Dozens of Chinese agencies in the Bay Area are advertising online package deals that offer the highly-coveted prize of U.S. citizenship to the children of Chinese and Taiwanese parents. In exchange, parents cough up upwards of $30,000 to give birth in “maternity homes.”
According to a local San Francisco CBS News affiliate, the expectant couples buy a four-month stay in a so-called “maternity house,” which gets them a bedroom in a single family home shared by other pregnant women. The parents are responsible for their own plane tickets, tourist visas, and hospital fees – which could essentially cost an additional $30k — while all meals and transportation to and from their doctors and hospital appointments are included. After the birth, the baby goes home with an American passport, according to CBS local.
“That’s a pretty outrageous fee,” says Bill Hing, an immigration law professor at University of San Francisco. “Those are fees that people pay smugglers along the U.S./Mexico border. I think that those folks are being taken advantage of.”
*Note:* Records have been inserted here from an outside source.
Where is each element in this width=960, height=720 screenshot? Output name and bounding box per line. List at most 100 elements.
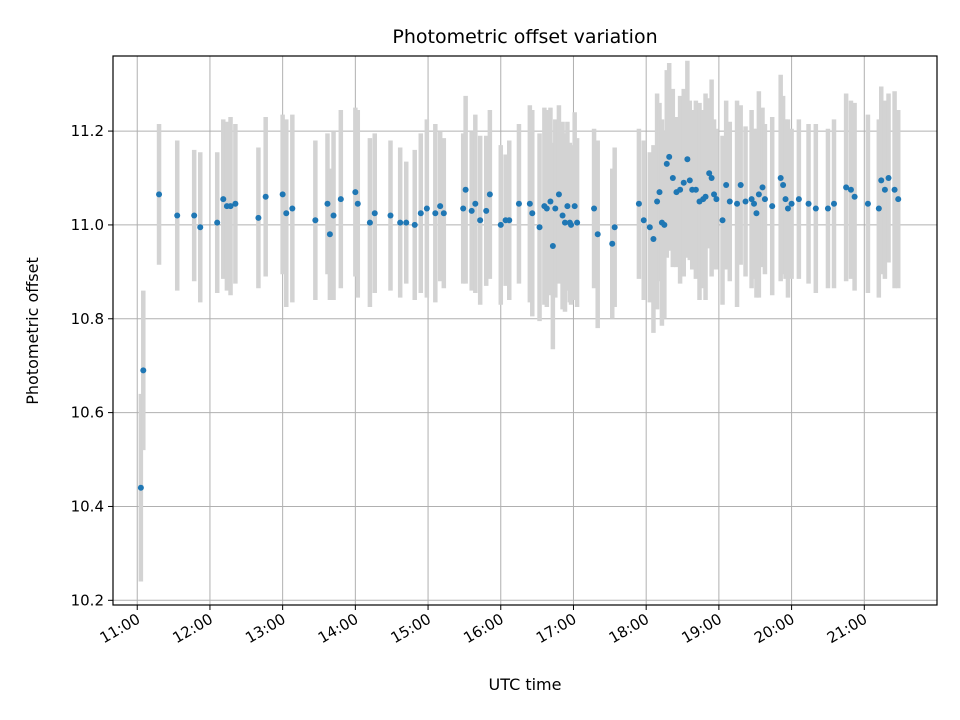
data-point	[552, 205, 559, 212]
data-point	[574, 219, 581, 226]
data-point	[719, 217, 726, 224]
data-point	[549, 243, 556, 250]
data-point	[472, 200, 479, 207]
data-point	[777, 175, 784, 181]
data-point	[462, 186, 469, 193]
data-point	[895, 196, 902, 203]
data-point	[568, 221, 575, 228]
data-point	[515, 200, 522, 207]
data-point	[591, 205, 598, 212]
data-point	[702, 193, 709, 200]
data-point	[669, 175, 676, 181]
data-point	[403, 219, 410, 226]
data-point	[432, 210, 439, 217]
data-points	[137, 153, 902, 491]
data-point	[885, 175, 892, 181]
data-point	[337, 196, 344, 203]
data-point	[483, 207, 490, 214]
data-point	[371, 210, 378, 217]
data-point	[795, 196, 802, 203]
y-axis: 10.2 10.4 10.6 10.8 11.0 11.2	[71, 122, 113, 609]
data-point	[555, 191, 562, 198]
data-point	[851, 193, 858, 200]
y-tick-label: 11.0	[71, 216, 104, 234]
data-point	[726, 198, 733, 205]
data-point	[656, 189, 663, 196]
data-point	[283, 210, 290, 217]
data-point	[881, 186, 888, 193]
data-point	[397, 219, 404, 226]
data-point	[723, 182, 730, 189]
data-point	[354, 200, 361, 207]
data-point	[387, 212, 394, 219]
data-point	[784, 205, 791, 212]
data-point	[640, 217, 647, 224]
data-point	[843, 184, 850, 191]
data-point	[878, 177, 885, 184]
data-point	[279, 191, 286, 198]
data-point	[824, 205, 831, 212]
data-point	[847, 186, 854, 193]
data-point	[611, 224, 618, 231]
y-axis-label: Photometric offset	[23, 257, 42, 405]
data-point	[423, 205, 430, 212]
y-tick-label: 10.2	[71, 591, 104, 609]
data-point	[684, 156, 691, 163]
data-point	[564, 203, 571, 210]
data-point	[805, 200, 812, 207]
data-point	[737, 182, 744, 189]
data-point	[759, 184, 766, 191]
data-point	[227, 203, 234, 210]
data-point	[486, 191, 493, 198]
data-point	[751, 200, 758, 207]
data-point	[561, 219, 568, 226]
data-point	[692, 186, 699, 193]
data-point	[755, 191, 762, 198]
data-point	[686, 177, 693, 184]
data-point	[312, 217, 319, 224]
data-point	[156, 191, 163, 198]
data-point	[677, 186, 684, 193]
y-tick-label: 10.8	[71, 310, 104, 328]
data-point	[220, 196, 227, 203]
data-point	[289, 205, 296, 212]
data-point	[497, 221, 504, 228]
y-tick-label: 10.4	[71, 497, 104, 515]
y-tick-label: 10.6	[71, 404, 104, 422]
data-point	[875, 205, 882, 212]
data-point	[711, 191, 718, 198]
data-point	[559, 212, 566, 219]
data-point	[529, 210, 536, 217]
data-point	[666, 153, 673, 160]
data-point	[543, 205, 550, 212]
data-point	[417, 210, 424, 217]
data-point	[831, 200, 837, 207]
data-point	[609, 240, 616, 247]
data-point	[326, 231, 333, 238]
data-point	[536, 224, 543, 231]
data-point	[197, 224, 204, 231]
data-point	[571, 203, 578, 210]
data-point	[734, 200, 741, 207]
data-point	[594, 231, 601, 238]
y-tick-label: 11.2	[71, 122, 104, 140]
plot-frame	[112, 55, 938, 606]
data-point	[769, 203, 776, 210]
x-axis-label: UTC time	[489, 675, 562, 694]
data-point	[650, 236, 657, 242]
data-point	[437, 203, 444, 210]
data-point	[468, 207, 475, 214]
data-point	[654, 198, 661, 205]
chart-title: Photometric offset variation	[392, 26, 657, 48]
data-point	[680, 179, 687, 186]
data-point	[440, 210, 447, 217]
data-point	[140, 367, 147, 374]
data-point	[708, 175, 715, 181]
data-point	[706, 170, 713, 177]
data-point	[411, 221, 418, 228]
data-point	[191, 212, 198, 219]
data-point	[780, 182, 787, 189]
data-point	[748, 196, 755, 203]
data-point	[812, 205, 819, 212]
The maternity homes had initially appeared in Southern California, but were quickly pushed out amid protests.
An increasing number of Chinese have been buying up San Francisco’s real estate market, which has been cited as causing inflation. The buyers tend to hold onto properties for years on end – usually until the child is old enough to enroll in preschool or kindergarten. This in turn causes a decline in inventory and is driving up prices to astronomically high levels.